- Movie poster
- Bengali: ভালোবাসা এক্সপ্রেস
- Directed by: Shafi Uddin Shafi
- Screenplay by: Shafi Uddin Shafi
- Story by: Abdullah Zahir Babu
- Produced by: Mohammad Abul Kalam
- Starring: Shakib Khan; Apu Biswas; Ahmed Sharif; Afzal Sharif; Misha Sawdagor;
- Cinematography: Asaduzzaman Mojnu
- Edited by: Touhid Hossain Chowdhury
- Music by: Ahmed Humayun
- Production company: Titash Kothachitro
- Distributed by: Titash Kothachitro
- Release date: 9 September 2014;
- Running time: 135 minutes
- Country: Bangladesh
- Language: Bengali

= Bhalobasha Express =

Bhalobasha Express (Also known by the previous working title as Red: The Color of Love) is a 2014 Bangladeshi romantic drama film directed by Shafi Uddin Shafi and produced by Mohammad Abul Kalam under his Titash Kothachitro. It features superstar Shakib Khan, Apu Biswas and Mim Chowdhury (in her debut) in the lead roles. Also Ahmed Sharif, Misha Sawdagor, Afzal Sharif, Abdullah Saki, DJ Shohel have played important roles in the film.

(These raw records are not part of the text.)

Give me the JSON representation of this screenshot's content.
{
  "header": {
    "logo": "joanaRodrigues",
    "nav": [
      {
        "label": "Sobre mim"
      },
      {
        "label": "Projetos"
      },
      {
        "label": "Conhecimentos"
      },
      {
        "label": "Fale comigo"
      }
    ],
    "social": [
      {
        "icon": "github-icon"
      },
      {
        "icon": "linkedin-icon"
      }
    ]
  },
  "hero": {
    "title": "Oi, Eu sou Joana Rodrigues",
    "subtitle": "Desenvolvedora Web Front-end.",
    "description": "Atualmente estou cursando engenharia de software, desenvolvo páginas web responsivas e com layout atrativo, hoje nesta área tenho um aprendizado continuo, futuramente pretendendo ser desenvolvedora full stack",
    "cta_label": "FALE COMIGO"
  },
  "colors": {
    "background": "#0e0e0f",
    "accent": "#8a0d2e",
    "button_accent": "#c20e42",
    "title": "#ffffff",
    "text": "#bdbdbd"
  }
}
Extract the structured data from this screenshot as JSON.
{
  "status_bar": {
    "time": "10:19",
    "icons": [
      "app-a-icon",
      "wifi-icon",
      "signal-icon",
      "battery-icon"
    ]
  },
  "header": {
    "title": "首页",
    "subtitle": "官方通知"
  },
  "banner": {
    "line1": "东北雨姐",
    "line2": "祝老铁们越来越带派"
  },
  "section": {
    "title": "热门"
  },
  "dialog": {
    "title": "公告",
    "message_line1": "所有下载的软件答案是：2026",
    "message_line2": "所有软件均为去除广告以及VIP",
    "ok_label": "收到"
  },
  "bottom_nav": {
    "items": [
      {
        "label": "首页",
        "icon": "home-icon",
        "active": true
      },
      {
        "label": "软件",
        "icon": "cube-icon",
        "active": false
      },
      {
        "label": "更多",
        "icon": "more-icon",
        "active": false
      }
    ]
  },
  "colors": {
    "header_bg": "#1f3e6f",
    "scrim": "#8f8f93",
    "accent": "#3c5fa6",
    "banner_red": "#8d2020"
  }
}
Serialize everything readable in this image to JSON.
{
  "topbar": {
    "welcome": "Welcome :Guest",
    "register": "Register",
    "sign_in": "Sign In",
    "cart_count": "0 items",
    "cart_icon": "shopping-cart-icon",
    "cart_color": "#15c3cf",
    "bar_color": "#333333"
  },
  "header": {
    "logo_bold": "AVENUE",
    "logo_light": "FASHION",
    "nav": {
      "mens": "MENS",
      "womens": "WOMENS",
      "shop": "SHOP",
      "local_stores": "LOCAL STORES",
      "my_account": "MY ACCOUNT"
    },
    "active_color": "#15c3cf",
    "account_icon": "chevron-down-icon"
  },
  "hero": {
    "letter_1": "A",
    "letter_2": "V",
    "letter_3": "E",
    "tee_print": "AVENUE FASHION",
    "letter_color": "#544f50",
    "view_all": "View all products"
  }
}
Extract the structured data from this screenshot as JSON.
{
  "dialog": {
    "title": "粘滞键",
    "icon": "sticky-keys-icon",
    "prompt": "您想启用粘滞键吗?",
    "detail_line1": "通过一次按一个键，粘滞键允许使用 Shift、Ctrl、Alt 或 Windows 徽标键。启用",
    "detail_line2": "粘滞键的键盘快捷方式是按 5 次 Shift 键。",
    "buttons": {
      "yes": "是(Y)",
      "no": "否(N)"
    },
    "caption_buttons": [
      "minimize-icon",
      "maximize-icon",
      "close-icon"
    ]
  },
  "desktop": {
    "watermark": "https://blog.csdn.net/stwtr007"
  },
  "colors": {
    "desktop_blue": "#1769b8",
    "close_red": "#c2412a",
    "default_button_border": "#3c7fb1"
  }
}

"There is quite a hype created by Bollywood actors with their polished look and six-pack abs. Therefore, our audience are also demanding the same from the actors of this country. I respect their wishes and therefore, I am concentrating on making my body more slim and maintained."
— —Protagonist Shakib Khan about his character in the film in an interview with Dhaka Tribune.

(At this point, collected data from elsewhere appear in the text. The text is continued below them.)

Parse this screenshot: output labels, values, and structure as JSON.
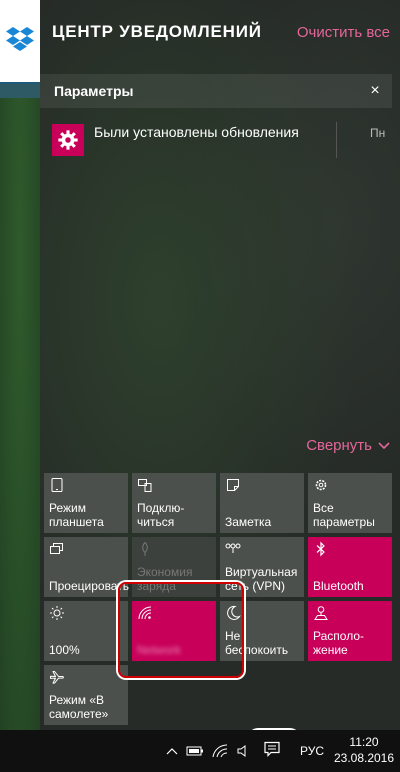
{
  "header": {
    "title": "ЦЕНТР УВЕДОМЛЕНИЙ",
    "clear_all": "Очистить все"
  },
  "notification_group": {
    "title": "Параметры",
    "close_glyph": "×",
    "items": [
      {
        "text": "Были установлены обновления",
        "time": "Пн"
      }
    ]
  },
  "collapse_label": "Свернуть",
  "quick_actions": [
    {
      "label": "Режим планшета",
      "icon": "tablet-mode-icon",
      "state": "off"
    },
    {
      "label": "Подклю-читься",
      "icon": "connect-icon",
      "state": "off"
    },
    {
      "label": "Заметка",
      "icon": "note-icon",
      "state": "off"
    },
    {
      "label": "Все параметры",
      "icon": "gear-icon",
      "state": "off"
    },
    {
      "label": "Проецировать",
      "icon": "project-icon",
      "state": "off"
    },
    {
      "label": "Экономия заряда",
      "icon": "battery-saver-icon",
      "state": "disabled"
    },
    {
      "label": "Виртуальная сеть (VPN)",
      "icon": "vpn-icon",
      "state": "off"
    },
    {
      "label": "Bluetooth",
      "icon": "bluetooth-icon",
      "state": "on"
    },
    {
      "label": "100%",
      "icon": "brightness-icon",
      "state": "off"
    },
    {
      "label": "Network",
      "icon": "wifi-icon",
      "state": "on"
    },
    {
      "label": "Не беспокоить",
      "icon": "moon-icon",
      "state": "off"
    },
    {
      "label": "Располо-жение",
      "icon": "location-icon",
      "state": "on"
    },
    {
      "label": "Режим «В самолете»",
      "icon": "airplane-icon",
      "state": "off"
    }
  ],
  "taskbar": {
    "language": "РУС",
    "time": "11:20",
    "date": "23.08.2016"
  },
  "colors": {
    "accent": "#c8005a",
    "link": "#e5659a",
    "annotation": "#d10000"
  }
}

The film principal photography was begun in December 2013. Its soundtrack was composed by Ahmed Humayun. The film was released on May 9, 2014.

== Cast ==
- Shakib Khan as Turjo Khan
- Apu Biswas as Bonna Mirza
- Mim Chowdhury as Tamanna
- Ahmed Sharif
- Misha Sawdagor as Shafqat Mirza
- Afzal Sharif as Qutub
- Abdullah Saki
- DJ Sohel
- Jadu Azad

== Production ==

"I have tried to portray an interesting love story and I really hope that it will be well received and appreciated."
— —Shafi Uddin Shafi on making Bhalobasha Express with Dhaka Tribune.

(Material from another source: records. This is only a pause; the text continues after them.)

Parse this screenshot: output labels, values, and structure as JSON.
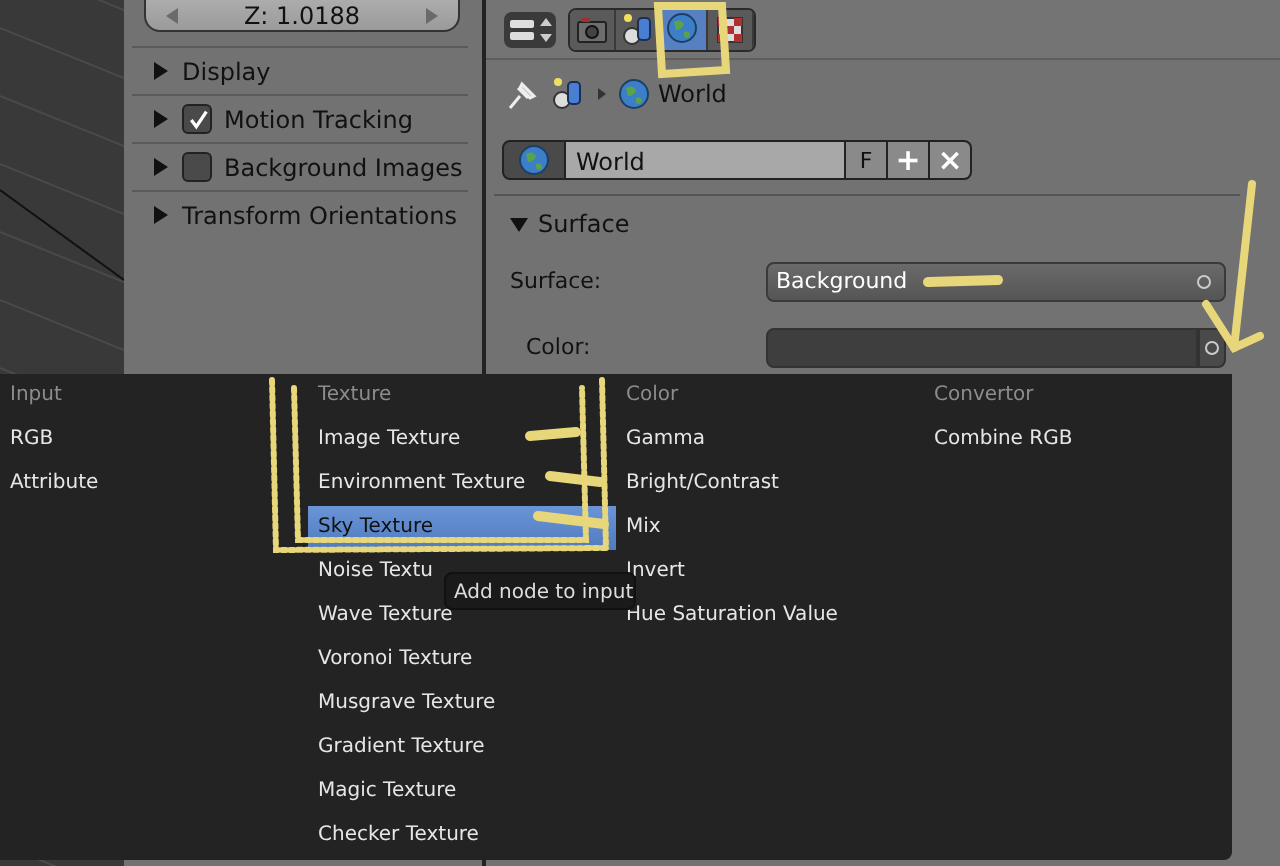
{
  "viewport_sidebar": {
    "z_field": "Z: 1.0188",
    "panels": [
      {
        "label": "Display",
        "kind": "plain",
        "expanded": false
      },
      {
        "label": "Motion Tracking",
        "kind": "checkbox",
        "checked": true,
        "expanded": false
      },
      {
        "label": "Background Images",
        "kind": "checkbox",
        "checked": false,
        "expanded": false
      },
      {
        "label": "Transform Orientations",
        "kind": "plain",
        "expanded": false
      }
    ]
  },
  "properties": {
    "context_tabs": [
      {
        "kind": "render",
        "selected": false
      },
      {
        "kind": "object",
        "selected": false
      },
      {
        "kind": "world",
        "selected": true
      },
      {
        "kind": "texture",
        "selected": false
      }
    ],
    "breadcrumb": {
      "label": "World"
    },
    "datablock": {
      "name": "World",
      "fake_user": "F",
      "add": "+",
      "remove": "×"
    },
    "panel": {
      "title": "Surface",
      "expanded": true,
      "fields": [
        {
          "kind": "dropdown",
          "label": "Surface:",
          "value": "Background"
        },
        {
          "kind": "color",
          "label": "Color:"
        }
      ]
    }
  },
  "node_menu": {
    "columns": [
      {
        "title": "Input",
        "items": [
          {
            "label": "RGB",
            "selected": false
          },
          {
            "label": "Attribute",
            "selected": false
          }
        ]
      },
      {
        "title": "Texture",
        "items": [
          {
            "label": "Image Texture",
            "selected": false
          },
          {
            "label": "Environment Texture",
            "selected": false
          },
          {
            "label": "Sky Texture",
            "selected": true
          },
          {
            "label": "Noise Textu",
            "selected": false
          },
          {
            "label": "Wave Texture",
            "selected": false
          },
          {
            "label": "Voronoi Texture",
            "selected": false
          },
          {
            "label": "Musgrave Texture",
            "selected": false
          },
          {
            "label": "Gradient Texture",
            "selected": false
          },
          {
            "label": "Magic Texture",
            "selected": false
          },
          {
            "label": "Checker Texture",
            "selected": false
          }
        ]
      },
      {
        "title": "Color",
        "items": [
          {
            "label": "Gamma",
            "selected": false
          },
          {
            "label": "Bright/Contrast",
            "selected": false
          },
          {
            "label": "Mix",
            "selected": false
          },
          {
            "label": "Invert",
            "selected": false
          },
          {
            "label": "Hue Saturation Value",
            "selected": false
          }
        ]
      },
      {
        "title": "Convertor",
        "items": [
          {
            "label": "Combine RGB",
            "selected": false
          }
        ]
      }
    ],
    "tooltip": "Add node to input"
  }
}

The principal photography of the film was begun in December 2013. Previously, the film was supposed to be released with the title as Red: The Color of Love on Valentine's Day, in 2014, but due to unavoidable circumstances in the post production phase, the release was delayed. later, the film's director changed its name to Bhalobasa Express.

== Soundtrack ==

The film's soundtrack is composed by Ahmed Humayun and lyrics penned by Kabir Bakul.

Track listing
| No. | Title | Singer(s) | Length |
|---|---|---|---|
| 1. | "Bhalobasha Express" | Pulak Adhikari, Munni | 4:56 |
| 2. | "Tumi Amar Surjo" | Sumi Shobnom, Rupom | 4:56 |
| 3. | "Ichche Kore Ural Mari" | Tousif, Moon | 4:09 |
| 4. | "Charo Dike Hajar Premik" | Sumi Shobnom, Rupom | 4:06 |
| 5. | "Boro Bou Ke Somoy Dichi" | Mohsin, Moon, Sumi Shobnom, Dinat Jahan Munni | 3:53 |
| Total length: |  |  | 22:00 |

== Release ==
Bhalobasha Express was released in more than seventy cinemas on May 9, 2014, around the country. The film had its world television premiere on ATN Bangla on Eid al-Adha 2016.